Les résultats des élections présidentielles et législatives anticipées annoncent une victoire du président sortant et de sa majorité, semblant ainsi confirmer la présidentialisation de la république turque, sans pour autant calmer une opposition qui avance des fraudes aux urnes.
Recep Tayyip Erdogan aura encore cinq ans de présence au sommet de l'État. Selon les résultats annoncés par l'agence de presse Anadolu, Erdogan, premier ministre de 2002 à 2014 et président depuis quatre ans, a été réélu par les électeurs, dimanche 24 juin, dès le premier tour de l'élection présidentielle, avec 52,58% des suffrages exprimés, contre 30,32% pour son principal adversaire, Muharrem Ince. Par ailleurs, les élections législatives se sont déroulées le même jour, donnant la victoire du Parti pour la justice et le développement (Adalet ve Kalkınma Partisi - AKP, droite), avec 42,54% des voix et 295 députés sur 600. Cette victoire législative n'est pas totale car l'AKP aura besoin du Parti d'action nationaliste (Milliyetçi Hareket Partisi - MHP, extrême droite) et de ses 11,11% de voix (48 députés) pour former une majorité solide. Le tout, avec une abstention très faible dans ces deux scrutins - moins de 15% - (cf lien n°1).
Ces élections sont également les premières depuis la réforme constitutionnelle voulue par Erdogan et adoptée par référendum en 2017. En fait, les résultats annoncés entérinent le passage d'un régime parlementaire à un régime présidentiel dans la république turque version Erdogan. En effet, avec la réforme constitutionnelle, le président de la république concentre davantage de pouvoir, et ce d'autant plus que la fonction de Premier ministre a été tout bonnement supprimée, le président étant à la fois chef d'État et chef de gouvernement. Ce qui est, quelque part, une francisation, vu que la Constitution de la Ve République en France se base sur un régime présidentiel puissant.
Atmosphère tendue
Il n'en reste pas moins que l'atmosphère est tendue en Turquie. L'opposition, notamment le Parti républicain du peuple (Cumhuriyet Halk Partisi - CHP, centre-gauche) et son candidat, Ince, conteste les résultats annoncés et dénonce de multiples cas de fraude, de bourrage d'urnes sur l'ensemble du pays (cf liens n°2 et n°3).

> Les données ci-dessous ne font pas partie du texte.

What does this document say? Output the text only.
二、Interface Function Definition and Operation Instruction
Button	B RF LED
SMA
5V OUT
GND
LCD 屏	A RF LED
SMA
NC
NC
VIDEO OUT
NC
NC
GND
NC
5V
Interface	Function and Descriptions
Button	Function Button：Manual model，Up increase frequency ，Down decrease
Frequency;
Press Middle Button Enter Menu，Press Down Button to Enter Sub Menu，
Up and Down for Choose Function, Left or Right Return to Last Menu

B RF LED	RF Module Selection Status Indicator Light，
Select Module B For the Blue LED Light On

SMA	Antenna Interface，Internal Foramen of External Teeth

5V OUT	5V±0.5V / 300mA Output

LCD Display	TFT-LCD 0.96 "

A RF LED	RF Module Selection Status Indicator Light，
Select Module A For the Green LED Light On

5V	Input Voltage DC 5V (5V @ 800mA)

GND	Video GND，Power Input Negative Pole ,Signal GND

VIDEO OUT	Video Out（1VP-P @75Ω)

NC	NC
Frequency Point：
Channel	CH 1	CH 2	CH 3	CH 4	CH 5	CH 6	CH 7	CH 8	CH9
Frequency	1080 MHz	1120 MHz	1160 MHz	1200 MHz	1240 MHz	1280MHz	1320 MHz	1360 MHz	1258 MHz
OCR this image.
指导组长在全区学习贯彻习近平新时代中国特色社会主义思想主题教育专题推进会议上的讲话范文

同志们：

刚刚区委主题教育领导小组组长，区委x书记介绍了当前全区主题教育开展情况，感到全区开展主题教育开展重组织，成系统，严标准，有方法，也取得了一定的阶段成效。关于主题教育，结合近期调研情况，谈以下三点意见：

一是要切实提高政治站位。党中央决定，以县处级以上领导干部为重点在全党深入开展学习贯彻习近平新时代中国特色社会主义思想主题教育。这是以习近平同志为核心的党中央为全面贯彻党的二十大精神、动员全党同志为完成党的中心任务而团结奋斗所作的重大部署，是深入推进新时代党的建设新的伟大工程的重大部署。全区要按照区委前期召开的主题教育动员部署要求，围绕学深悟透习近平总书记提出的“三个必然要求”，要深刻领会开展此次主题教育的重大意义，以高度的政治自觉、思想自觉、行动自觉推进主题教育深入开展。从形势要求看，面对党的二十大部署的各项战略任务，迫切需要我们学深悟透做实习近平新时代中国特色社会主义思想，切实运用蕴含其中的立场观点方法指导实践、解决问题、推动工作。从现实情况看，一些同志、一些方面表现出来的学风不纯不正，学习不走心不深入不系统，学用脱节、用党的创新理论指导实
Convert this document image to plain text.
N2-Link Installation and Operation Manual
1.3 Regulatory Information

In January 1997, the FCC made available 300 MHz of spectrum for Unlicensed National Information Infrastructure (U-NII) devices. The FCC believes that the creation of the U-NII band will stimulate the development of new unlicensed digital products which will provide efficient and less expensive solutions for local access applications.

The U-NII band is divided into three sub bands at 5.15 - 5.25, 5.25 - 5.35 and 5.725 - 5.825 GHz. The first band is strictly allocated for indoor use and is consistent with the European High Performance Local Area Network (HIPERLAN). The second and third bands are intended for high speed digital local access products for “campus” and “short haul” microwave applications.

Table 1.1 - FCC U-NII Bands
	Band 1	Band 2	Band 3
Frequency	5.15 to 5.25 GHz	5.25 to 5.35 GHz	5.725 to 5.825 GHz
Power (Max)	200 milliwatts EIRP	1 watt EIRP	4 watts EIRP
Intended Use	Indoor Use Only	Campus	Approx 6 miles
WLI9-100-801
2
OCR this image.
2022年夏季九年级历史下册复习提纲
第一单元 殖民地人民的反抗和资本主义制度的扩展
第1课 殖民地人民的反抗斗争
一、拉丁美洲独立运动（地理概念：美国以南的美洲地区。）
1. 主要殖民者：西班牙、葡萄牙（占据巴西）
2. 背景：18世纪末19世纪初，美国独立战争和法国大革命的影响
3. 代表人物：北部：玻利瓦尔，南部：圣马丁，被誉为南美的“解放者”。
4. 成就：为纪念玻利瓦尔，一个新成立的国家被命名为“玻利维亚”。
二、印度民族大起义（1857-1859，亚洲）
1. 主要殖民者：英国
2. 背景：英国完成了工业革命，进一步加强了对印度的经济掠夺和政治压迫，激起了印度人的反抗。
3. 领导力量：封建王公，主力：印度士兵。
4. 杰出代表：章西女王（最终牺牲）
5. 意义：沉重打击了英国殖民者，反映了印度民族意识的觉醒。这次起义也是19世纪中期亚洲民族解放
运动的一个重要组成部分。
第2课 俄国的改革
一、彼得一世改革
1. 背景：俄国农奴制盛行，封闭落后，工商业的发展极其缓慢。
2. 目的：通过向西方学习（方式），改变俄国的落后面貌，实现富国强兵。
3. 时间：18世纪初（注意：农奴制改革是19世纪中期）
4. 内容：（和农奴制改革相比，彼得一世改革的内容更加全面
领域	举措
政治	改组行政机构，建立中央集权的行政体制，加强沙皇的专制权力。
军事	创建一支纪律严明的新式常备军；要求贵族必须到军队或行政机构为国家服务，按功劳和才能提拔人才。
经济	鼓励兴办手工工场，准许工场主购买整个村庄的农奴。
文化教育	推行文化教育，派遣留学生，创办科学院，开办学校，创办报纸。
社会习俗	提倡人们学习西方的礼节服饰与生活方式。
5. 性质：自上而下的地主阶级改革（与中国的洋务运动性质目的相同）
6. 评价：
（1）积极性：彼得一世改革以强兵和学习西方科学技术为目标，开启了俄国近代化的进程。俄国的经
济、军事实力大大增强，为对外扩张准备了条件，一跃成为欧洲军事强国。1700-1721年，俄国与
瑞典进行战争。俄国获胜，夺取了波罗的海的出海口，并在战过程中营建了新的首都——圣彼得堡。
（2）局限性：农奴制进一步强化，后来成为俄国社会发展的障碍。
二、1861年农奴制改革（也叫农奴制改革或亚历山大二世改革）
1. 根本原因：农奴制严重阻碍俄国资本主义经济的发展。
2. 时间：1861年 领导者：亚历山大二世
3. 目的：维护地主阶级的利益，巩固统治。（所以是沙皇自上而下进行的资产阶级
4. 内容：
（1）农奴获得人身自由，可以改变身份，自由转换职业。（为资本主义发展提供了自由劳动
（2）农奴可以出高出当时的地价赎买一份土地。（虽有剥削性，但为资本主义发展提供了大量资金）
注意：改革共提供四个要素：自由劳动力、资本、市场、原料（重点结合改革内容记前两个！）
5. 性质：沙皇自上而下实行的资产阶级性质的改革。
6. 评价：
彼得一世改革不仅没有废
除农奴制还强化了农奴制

Il n'en reste pas moins que le CHP compterait 147 députés, et qu'avec ses alliés au sein de l'alliance populaire, 190 députés formeront le principal groupe d'opposition à Erdogan. Mais il faut également compter sur l'opposition pro-kurde, regroupée au sein du Parti démocratique des peuples (Halkların Demokratik Partisi - HDP, gauche radicale). Ce parti, qui avait fait sensation lors des élections en 2015, lourdement réprimé ces dernières années, avec son candidat à l'élection présidentielle, Selahattin Demirtas, emprisonné, craignait de ne pas atteindre le plancher de 10%, permettant à un parti ou une alliance de partis d'avoir des élus à l'Assemblée nationale. Finalement, il obtient 11,69% des voix et 67 députés.
Preuve de la tension extrême en Turquie sur ces scrutins électoraux, des délégations d'observateurs internationaux ont été arrêtées, mises en garde à vue le jour des élections. Ainsi, une délégation de trois membres du Parti communiste français (PCF), dont Christine Prunaud, sénatrice des Côtes-d'Armor et membre de la commission des Affaires étrangères du Sénat, a été arrêtée et mise en garde à vue par les autorités turques. Une attitude qui servirait de preuve de fébrilité de la part du pouvoir turc selon le PCF, visant à "étouffer toutes les voix qui dénoncent les fraudes massives à l'œuvre" (cf lien n°4). Enfin, il est bon de rappeler que ces élections se déroulent en plein état d'urgence en Turquie. Depuis le coup d'État avorté du 15 juillet 2016, l'État d'urgence a été décrété, permettant au pouvoir de mener une véritable purge au sein de l'administration et une répression de grande ampleur. En-dehors de l'exemple de Demirtas et du HDP, des dizaines de milliers de juges, d'enseignants, de militaires et autres fonctionnaires ont été enlevés du personnel administratif, soupçonnés d'être des opposants à Erdogan, voire d'avoir participé au coup d'État raté de juillet 2016. Sans compter les multiples atteintes à la liberté d'expression avec des arrestations de journalistes turcs et étrangers, comme le Français Mathias Depardon durant l'année 2017 par exemple.
De quoi se dire que la Turquie tend vers une dictature, ou une "démocrature", avec une dimension religieuse réaffirmée dans une république qui s'est basée sur la laïcité depuis sa fondation, en 1923, par Mustafa Kemal Atatürk.